= Lublin (Hasidic dynasty) =

Polish Hasidic dynasty

Lublin is a Hasidic dynasty founded by Rabbi Yehuda Leib Eiger (also known as "Leibel", or "Leibele") of Lublin, a town in Poland. It is a branch of Izhbitza-Radzin Hasidus.

After the death of Rabbi Mordechai Yosef Leiner (the founder of Izhbitza-Radzin Hasidus) in 1854, the Hasidus split into two parts. Most of the hasidim followed Rabbi Yaakov Leiner, the son of Rabbi Mordechai Yosef, who moved the Hasidus to the town of Radzin, (hence the name Izhbitza-Radzin Hasidus). Others, however, followed Rabbi Eiger to Lublin.

Rabbi Eiger led the hasidus with his close friend, Rabbi Zadok HaKohen Rabbinowitz (also spelled "Tzaddok HaKohein") who was a fellow student of the Rabbi Mordechai Yosef Leiner in Ishbitz.

After the death of Rabbi Eiger in 1888, the hasidus was led by his son, Rabbi Avraham Eiger, and Rabbi Tzaddok HaKohein.
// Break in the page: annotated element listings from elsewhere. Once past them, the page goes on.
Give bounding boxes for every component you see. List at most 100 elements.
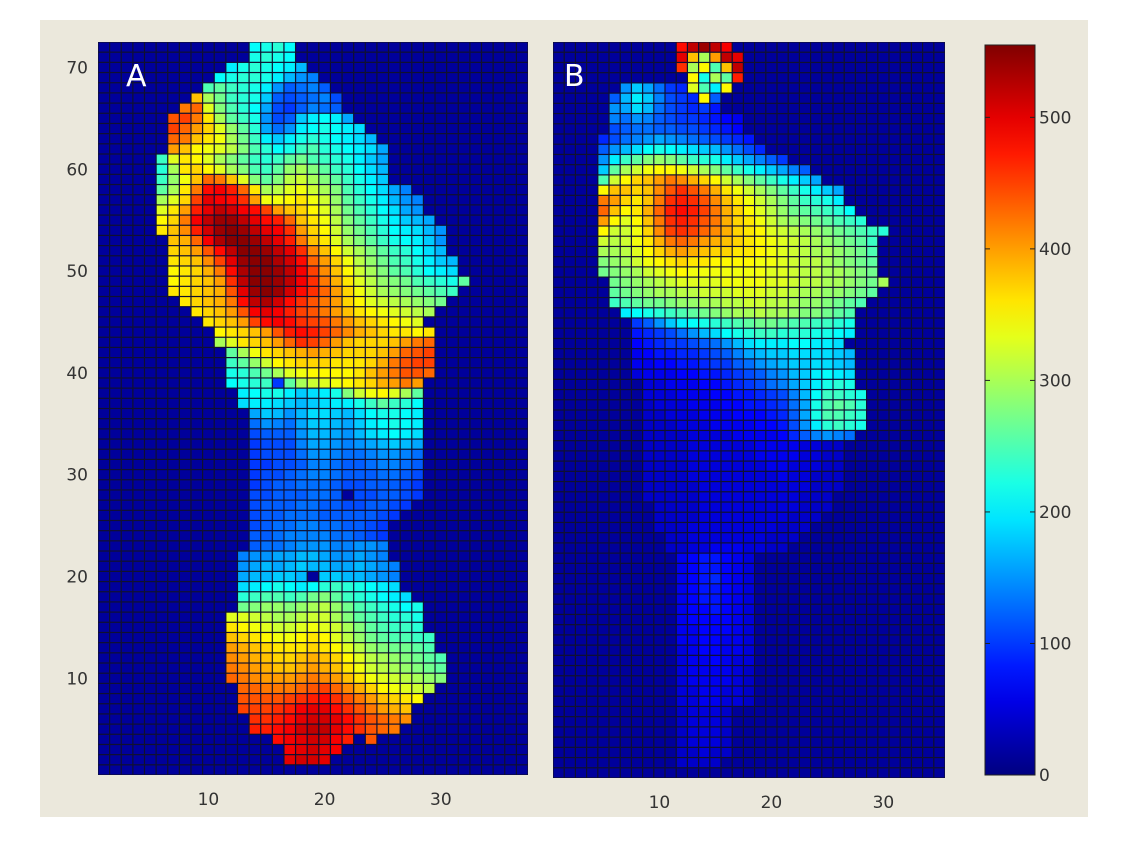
heatmap-cell <box>721 134 732 144</box>
heatmap-cell <box>844 298 855 308</box>
heatmap-cell <box>110 388 121 398</box>
heatmap-cell <box>665 410 676 420</box>
heatmap-cell <box>788 308 799 318</box>
heatmap-cell <box>676 523 687 533</box>
heatmap-cell <box>272 368 284 378</box>
heatmap-cell <box>923 369 934 379</box>
heatmap-cell <box>912 124 922 134</box>
heatmap-cell <box>214 378 226 388</box>
heatmap-cell <box>98 755 110 765</box>
heatmap-cell <box>576 676 586 686</box>
heatmap-cell <box>261 256 272 266</box>
heatmap-cell <box>203 633 214 643</box>
heatmap-cell <box>620 717 631 727</box>
heatmap-cell <box>654 144 665 154</box>
heatmap-cell <box>516 103 528 113</box>
heatmap-cell <box>226 429 237 439</box>
heatmap-cell <box>121 745 133 755</box>
heatmap-cell <box>156 337 168 347</box>
heatmap-cell <box>377 531 388 541</box>
heatmap-cell <box>110 653 121 663</box>
heatmap-cell <box>400 195 412 205</box>
heatmap-cell <box>688 216 698 226</box>
heatmap-cell <box>900 206 911 216</box>
heatmap-cell <box>688 461 698 471</box>
heatmap-cell <box>331 612 342 622</box>
heatmap-cell <box>710 696 721 706</box>
heatmap-cell <box>342 113 354 123</box>
heatmap-cell <box>412 256 423 266</box>
heatmap-cell <box>654 226 665 236</box>
heatmap-cell <box>654 686 665 696</box>
heatmap-cell <box>458 113 470 123</box>
heatmap-cell <box>800 226 810 236</box>
heatmap-cell <box>564 124 575 134</box>
heatmap-cell <box>203 327 214 337</box>
heatmap-cell <box>191 317 202 327</box>
heatmap-cell <box>699 615 710 625</box>
heatmap-cell <box>912 461 922 471</box>
heatmap-cell <box>665 482 676 492</box>
heatmap-cell <box>272 195 284 205</box>
heatmap-cell <box>710 175 721 185</box>
heatmap-cell <box>482 694 493 704</box>
heatmap-cell <box>482 622 493 632</box>
heatmap-cell <box>553 604 564 614</box>
heatmap-cell <box>191 622 202 632</box>
heatmap-cell <box>342 531 354 541</box>
heatmap-cell <box>587 768 598 778</box>
heatmap-cell <box>688 185 698 195</box>
heatmap-cell <box>493 236 505 246</box>
heatmap-cell <box>226 93 237 103</box>
heatmap-cell <box>900 308 911 318</box>
heatmap-cell <box>912 625 922 635</box>
heatmap-cell <box>744 574 754 584</box>
heatmap-cell <box>354 307 365 317</box>
heatmap-cell <box>110 62 121 72</box>
heatmap-cell <box>145 724 156 734</box>
heatmap-cell <box>110 429 121 439</box>
heatmap-cell <box>587 339 598 349</box>
heatmap-cell <box>833 287 844 297</box>
heatmap-cell <box>609 707 620 717</box>
heatmap-cell <box>435 388 447 398</box>
heatmap-cell <box>505 755 516 765</box>
heatmap-cell <box>867 390 878 400</box>
heatmap-cell <box>214 368 226 378</box>
heatmap-cell <box>923 185 934 195</box>
heatmap-cell <box>447 673 458 683</box>
heatmap-cell <box>632 615 642 625</box>
heatmap-cell <box>133 755 144 765</box>
heatmap-cell <box>482 510 493 520</box>
heatmap-cell <box>447 439 458 449</box>
heatmap-cell <box>744 543 754 553</box>
y-tick-label: 50 <box>66 262 88 282</box>
heatmap-cell <box>721 328 732 338</box>
heatmap-cell <box>296 236 307 246</box>
heatmap-cell <box>354 602 365 612</box>
heatmap-cell <box>632 696 642 706</box>
heatmap-cell <box>800 277 810 287</box>
heatmap-cell <box>470 663 481 673</box>
heatmap-cell <box>598 206 609 216</box>
heatmap-cell <box>377 745 388 755</box>
heatmap-cell <box>145 409 156 419</box>
heatmap-cell <box>516 449 528 459</box>
heatmap-cell <box>587 318 598 328</box>
heatmap-cell <box>470 653 481 663</box>
heatmap-cell <box>844 134 855 144</box>
heatmap-cell <box>732 512 743 522</box>
heatmap-cell <box>800 185 810 195</box>
heatmap-cell <box>777 216 788 226</box>
heatmap-cell <box>766 420 777 430</box>
heatmap-cell <box>110 510 121 520</box>
heatmap-cell <box>470 765 481 775</box>
heatmap-cell <box>553 635 564 645</box>
heatmap-cell <box>777 553 788 563</box>
heatmap-cell <box>766 471 777 481</box>
heatmap-cell <box>654 318 665 328</box>
heatmap-cell <box>121 622 133 632</box>
heatmap-cell <box>447 663 458 673</box>
heatmap-cell <box>470 714 481 724</box>
heatmap-cell <box>435 103 447 113</box>
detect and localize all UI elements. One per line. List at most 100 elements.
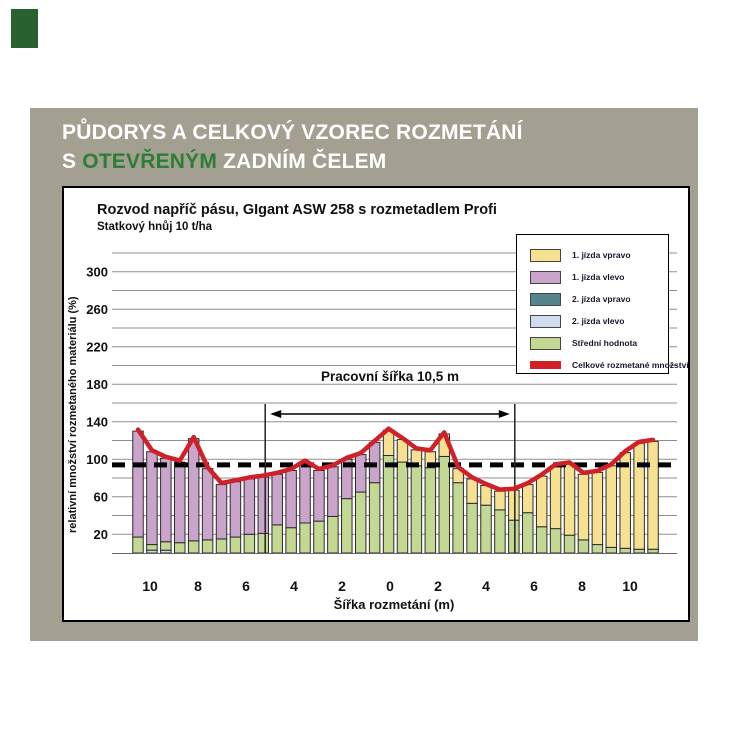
bar-segment-first-pass [577, 473, 590, 541]
chart-legend: 1. jízda vpravo 1. jízda vlevo 2. jízda … [516, 234, 689, 376]
legend-label: 2. jízda vpravo [572, 294, 631, 304]
bar-segment-first-pass [215, 484, 228, 540]
bar-segment-first-pass [327, 466, 339, 517]
x-tick-label: 10 [142, 578, 158, 594]
bar-segment-mean [257, 532, 270, 554]
legend-label: Střední hodnota [572, 338, 638, 348]
bar-segment-mean [438, 455, 450, 554]
bar-segment-mean [201, 539, 214, 554]
chart-title: Rozvod napříč pásu, GIgant ASW 258 s roz… [97, 202, 497, 218]
y-tick-label: 220 [86, 339, 108, 354]
x-tick-label: 6 [242, 578, 250, 594]
bar-segment-mean [215, 538, 228, 554]
banner-title-line1: PŮDORYS A CELKOVÝ VZOREC ROZMETÁNÍ [62, 121, 523, 144]
bar-segment-mean [577, 539, 590, 554]
bar-segment-mean [160, 541, 172, 551]
bar-segment-first-pass [243, 478, 256, 535]
bar-segment-first-pass [354, 454, 367, 493]
bar-segment-first-pass [201, 468, 214, 541]
bar-segment-first-pass [563, 463, 576, 536]
bar-segment-first-pass [229, 481, 242, 538]
bar-segment-mean [354, 491, 367, 554]
bar-segment-first-pass [647, 440, 659, 550]
bar-segment-first-pass [160, 457, 172, 543]
y-tick-label: 300 [86, 264, 108, 279]
bar-segment-mean [243, 533, 256, 554]
bar-segment-mean [229, 536, 242, 554]
working-width-label: Pracovní šířka 10,5 m [321, 369, 459, 384]
bar-segment-mean [341, 498, 353, 554]
bar-segment-mean [285, 527, 297, 554]
x-tick-label: 8 [194, 578, 202, 594]
x-tick-label: 10 [622, 578, 638, 594]
bar-segment-mean [382, 455, 395, 554]
bar-segment-mean [563, 534, 576, 554]
legend-swatch-pass1-left [530, 270, 561, 284]
bar-segment-first-pass [549, 465, 562, 530]
x-tick-label: 6 [530, 578, 538, 594]
bar-segment-mean [174, 542, 186, 554]
bar-segment-first-pass [508, 489, 520, 521]
bar-segment-mean [633, 548, 645, 554]
bar-segment-first-pass [605, 465, 618, 548]
legend-label: 1. jízda vpravo [572, 250, 631, 260]
bar-segment-mean [313, 520, 325, 554]
bar-segment-first-pass [271, 473, 283, 526]
bar-segment-mean [647, 548, 659, 554]
x-axis-label: Šířka rozmetání (m) [334, 597, 455, 612]
legend-label: 2. jízda vlevo [572, 316, 625, 326]
chart-subtitle: Statkový hnůj 10 t/ha [97, 221, 213, 233]
legend-swatch-pass2-right [530, 292, 561, 306]
bar-segment-first-pass [257, 476, 270, 534]
y-tick-label: 20 [94, 527, 108, 542]
y-tick-label: 260 [86, 302, 108, 317]
y-tick-label: 60 [94, 489, 108, 504]
x-tick-label: 4 [482, 578, 490, 594]
y-tick-label: 140 [86, 414, 108, 429]
bar-segment-mean [410, 465, 423, 554]
bar-segment-first-pass [494, 490, 506, 511]
bar-segment-mean [452, 482, 464, 554]
bar-segment-first-pass [466, 478, 478, 504]
legend-item-pass1-left: 1. jízda vlevo [517, 266, 668, 288]
bar-segment-mean [549, 528, 562, 554]
banner-title-line2: S OTEVŘENÝM ZADNÍM ČELEM [62, 147, 523, 176]
banner-title-line2-prefix: S [62, 150, 83, 173]
legend-item-mean: Střední hodnota [517, 332, 668, 354]
y-tick-label: 180 [86, 377, 108, 392]
x-tick-label: 8 [578, 578, 586, 594]
bar-segment-mean [619, 547, 631, 554]
bar-segment-mean [494, 509, 506, 554]
bar-segment-first-pass [480, 485, 492, 506]
bar-segment-first-pass [174, 461, 186, 544]
bar-segment-first-pass [535, 475, 548, 528]
bar-segment-first-pass [132, 430, 144, 538]
bar-segment-mean [605, 546, 618, 554]
legend-item-pass2-left: 2. jízda vlevo [517, 310, 668, 332]
bar-segment-first-pass [522, 484, 534, 514]
banner-title-highlight: OTEVŘENÝM [82, 150, 218, 173]
bar-segment-mean [424, 467, 437, 554]
bar-segment-mean [368, 482, 381, 554]
bar-segment-first-pass [591, 471, 604, 546]
banner-title-line2-suffix: ZADNÍM ČELEM [217, 150, 387, 173]
legend-swatch-pass2-left [530, 314, 561, 328]
bar-segment-mean [327, 515, 339, 554]
bar-segment-first-pass [299, 461, 311, 524]
legend-label: Celkové rozmetané množství [572, 360, 689, 370]
bar-segment-first-pass [313, 470, 325, 522]
chart-panel: 20 60 100 140 180 220 260 300 Pracovní šířka 10,… [62, 186, 690, 622]
arrow-left-head [270, 410, 282, 418]
legend-item-pass1-right: 1. jízda vpravo [517, 244, 668, 266]
x-tick-label: 2 [338, 578, 346, 594]
legend-item-total-line: Celkové rozmetané množství [517, 354, 689, 376]
bar-segment-mean [522, 512, 534, 554]
legend-item-pass2-right: 2. jízda vpravo [517, 288, 668, 310]
legend-swatch-pass1-right [530, 248, 561, 262]
bar-segment-first-pass [633, 442, 645, 550]
banner-title: PŮDORYS A CELKOVÝ VZOREC ROZMETÁNÍ S OTE… [62, 118, 523, 176]
legend-label: 1. jízda vlevo [572, 272, 625, 282]
x-tick-label: 4 [290, 578, 298, 594]
bar-segment-mean [187, 540, 200, 554]
y-axis-label: relativní množství rozmetaného materiálu… [67, 296, 79, 534]
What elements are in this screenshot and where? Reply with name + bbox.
The hasidus continued to be led by Rabbi Avraham Eiger after the death of Rabbi Tzaddok in 1900.

The hasidus was led by Rabbi Eiger's progeny in Lublin until World War II, when they escaped from the Holocaust to Shanghai, China. A grandson of Rabbi Avraham Eiger, also name Rabbi Avraham Eiger, reestablished the hasidus in Bnei Brak in Israel where it remains to this day.

== Lineage ==
Rabbi Yehuda Leib Eiger (1817 - 1888) was a son of Rabbi Shlomo Eiger of Posen, and a grandson of Rabbi Akiva Eiger.